No-name electronics clones abound on Amazon. Apple Airpods cost five times as much as these cheap clones, but do they sound five times better? You might be surprised at what we found.
Apple’s AirPods were the first notable wire-free earphones. They’ve since been eclipsed by many other models that sound better, stay in place more securely, and are easier to control. But no other model offers Apple’s iconic design, which is why it can still charge up to $200 for a pair.
But why spend that much when you can get wire-free earphones that look like AirPods for a fraction of the price? We ordered a $32 pair of unbranded AirPod clones from Amazon to see if they’re a legitimate deal, or if you get what you pay for.
The full name of the earphones were “Wireless Bluetooth Headphones-Wireless in-Ear Headphones-Running Headphones for Women Men-Sport Bluetooth Earphones-Best Sport Wireless Earbuds-Outdoor Portable Bluetooth Earphones1.” I say “were” because the product page isn’t there anymore. After seeing the earphones in person, I can understand why. These don’t evoke or seem inspired by AirPods; they’re straight rip-offs in design. I can’t believe they were even available through Amazon long enough for me to buy them.
Like AirPods, But Cheap
The nondescript box includes the two earphones, a charging case, and a short cable for charging the case (which then charges the earphones). The case and the earphones look almost exactly like the AirPods and their charging case. Each earbud has a large teardrop shape and prominent stems with silver caps that feature holes for the charging connectors in the case. The case is a simple curved white box. A casual glance would lead anyone to think these are AirPods.
The details and feel of the earphones and case belie their true, unbranded nature. Instead of touch controls, the earphones have clicky buttons on the back. The charging case also has a clicky power button on the front next to two holes for the battery LEDs, and a fairly ugly little micro USB port on the back. The battery LED holes are questionable; even after keeping the case plugged in for hours, only the right hole lit up blue when I pressed the button to check the battery level. I don’t even know if there’s a second LED behind the other hole.
Then there’s the plastic. The earphones and case feel very cheap. It’s flimsy, light white plastic that gets about as far from Apple products as you can get while still keeping the color scheme. The plastic on the case is so cheap that you can see light from the LEDs bleed through it when they’re lit up. The lid is also awkwardly tight and hard to open. The parts all feel like overly smooth, light, low-quality junk.
After scowling at the feel of the earphones and their case for a few minutes, I tried to connect them to my phone and listen to some music. This is where things got really surprising.
Sounds Like a Deal
These AirPod knockoffs actually work. They pair pretty easily and don’t sound horrible. After powering each earphone on separately, a voice in both said they were connected. The earphones then appeared in my phone’s Bluetooth list as “tws-i7” and I paired them without incident. The process was simple, painless, and actually worked. I could listen to music on both earphones, without needing to pair each earpiece separately or otherwise wrestle with the connection.
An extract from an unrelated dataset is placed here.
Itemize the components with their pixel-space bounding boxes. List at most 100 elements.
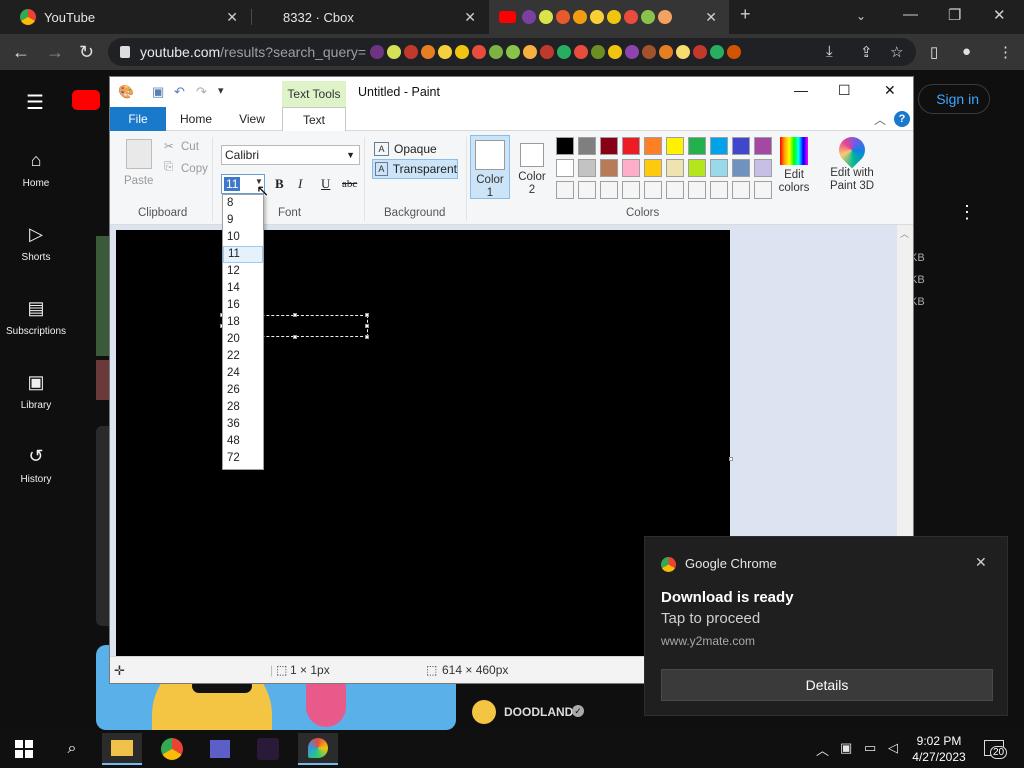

Even more surprising? They don’t sound awful. They don’t sound particularly good, but the performance is about what I’d expect from a more legitimate, branded pair of wireless earphones (not even wire-free) that cost $30. I listened to some tracks from our audio testing playlist and I didn’t find the experience horrible.
Yes, the bass notes in The Knife’s “Silent Shout” sound weak and hollow, and distort at maximum volume. Yes, the higher frequencies in Yes’ “Roundabout” are flattened out and the track sounds like it’s on the radio. Yes, the vinyl texture in Massive Attack’s “Teardrop” sounds more like static than rain. Yet despite all of these things, the earphones aren’t painful to listen to.
I could pick out all of the elements of each mix, and I didn’t mind hearing music or podcast through them. They don’t come close to my Jabra Elite Active 65ts, but they don’t sound like ice picks in my ears, either. They just sound like cheap earphones, branded or not.
Are These Clones Worth Even $32?
I was getting ready for some total trash with these $32 blatant AirPod knockoffs. They aren’t great, but they aren’t entirely garbage bin material either. I’m shocked, but these cheap wire-free earphones are downright usable. I’d go so far as to say that they’re appropriately priced, though you can spend a bit more for better sound and much, much better build quality. (It’s worth noting that the AirPods themselves are far from our favorite true wireless earbuds; in fact, we even prefer Apple’s own Powerbeats Pro.)
Of course, none of this accounts for how long they might last. With the flimsy plastic and unknown electronics, they might fall apart in a week (and I don’t plan on using them again, because I have much better earphones). But for $32, these knockoffs are almost decent.